Lipscomb University showcases new nursing facility

Lipscomb University showcases new nursing facility (Image 1)

It's a good time to be a Lipscomb University nursing student.

On Thursday afternoon, university administrators, teachers and students gathered to dedicate the new Nursing and Health Sciences Center.

The ribbon cutting ceremony opened the door to multiple levels of offices, classrooms and high-tech learning spaces in a 24,000-square-foot building worth $8.5 million.

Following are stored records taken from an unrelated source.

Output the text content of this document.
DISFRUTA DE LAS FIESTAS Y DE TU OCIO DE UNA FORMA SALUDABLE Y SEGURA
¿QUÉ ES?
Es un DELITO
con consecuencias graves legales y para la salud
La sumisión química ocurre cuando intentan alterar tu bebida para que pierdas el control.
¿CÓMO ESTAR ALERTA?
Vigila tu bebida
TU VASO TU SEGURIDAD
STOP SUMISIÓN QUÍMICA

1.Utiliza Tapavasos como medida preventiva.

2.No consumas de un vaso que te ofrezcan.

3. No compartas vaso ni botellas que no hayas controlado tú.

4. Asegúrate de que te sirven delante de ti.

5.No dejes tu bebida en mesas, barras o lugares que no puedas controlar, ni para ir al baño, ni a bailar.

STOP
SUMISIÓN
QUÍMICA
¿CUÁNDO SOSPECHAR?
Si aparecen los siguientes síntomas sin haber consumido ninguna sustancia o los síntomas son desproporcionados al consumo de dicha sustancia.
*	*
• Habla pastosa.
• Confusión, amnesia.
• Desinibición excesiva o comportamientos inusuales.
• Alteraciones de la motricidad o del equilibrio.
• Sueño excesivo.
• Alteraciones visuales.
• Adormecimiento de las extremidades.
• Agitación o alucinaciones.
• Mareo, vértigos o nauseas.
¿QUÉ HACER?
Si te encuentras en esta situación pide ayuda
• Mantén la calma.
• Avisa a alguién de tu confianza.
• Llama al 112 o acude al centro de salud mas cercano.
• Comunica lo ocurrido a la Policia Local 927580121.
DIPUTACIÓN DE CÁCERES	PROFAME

The first two floors are dedicated to student assessments and professor reviews, as well as outpatient care. Students study and practice diagnostic skills, immunization techniques and CPR in the assessment skills laboratory.

The third floor is the health simulation laboratory. With 16 beds, it looks more like a hospital wing. Each bed is equipped with oxygen, fully functioning headwalls and plastic patients.

“This is Harvey,” said Nurse Practitioner and University Professor Mary Hesselrode. “He is a cardio-pulmonary simulator.”

Harvey is one of 19 patient mannequins in the laboratory.  Each mannequin exhibits a different medical condition, from heart problems to pregnancy.

“They sweat. They vomit. They bleed,” Hesselrode said.

There is one rule in the laboratory: do not refer to the mannequins as dummies.

“They're very smart, no doubt about that,” said Senior Nursing Student Clint Rider. “Our staff here are very specific, [and] call them 'plastic people.'”

Rider has seen a dramatic transition in the university's nursing program. Not too long ago, oranges and other foods were used as patient simulators.

“We actually did it before we had this building. We had one little corner room and we used hot dogs,” Rider said.  “We stuck hot dogs. They had a few fruits, but there wasn't enough for everybody. So there were more hot dogs than oranges.”

In the new building, students master patient assessments, treatments and record keeping through hands-on learning.

Extensive real-world training isn't the only asset of the Nursing and Health Sciences Center.

Libscomb University is fully prepared to use the building as an assessment and stabilization site in time of crisis.

“We could, in a moment's notice, covert this to a triage center in the incident that we would have some type of disaster,” said Beth Youngblood, Executive Associate Dean and Professor of Nursing. “We would be able to probably accommodate somewhere between 30 and 40 people, especially those who aren't critically ill, and kind of help stabilize them and give them some basic first aid care.”

University officials also hope to use the facility for disaster drills or training for organizations like the Red Cross.

The Nursing and Health Sciences Center is described by the school as “a new level of innovative, health-related teaching and learning.”

Libscomb University's nursing program started in 2003 under a partnership with Vanderbilt University.

The partnership ended in 2010. This year's nursing class includes 36 seniors and 79 juniors, the most in the program's history.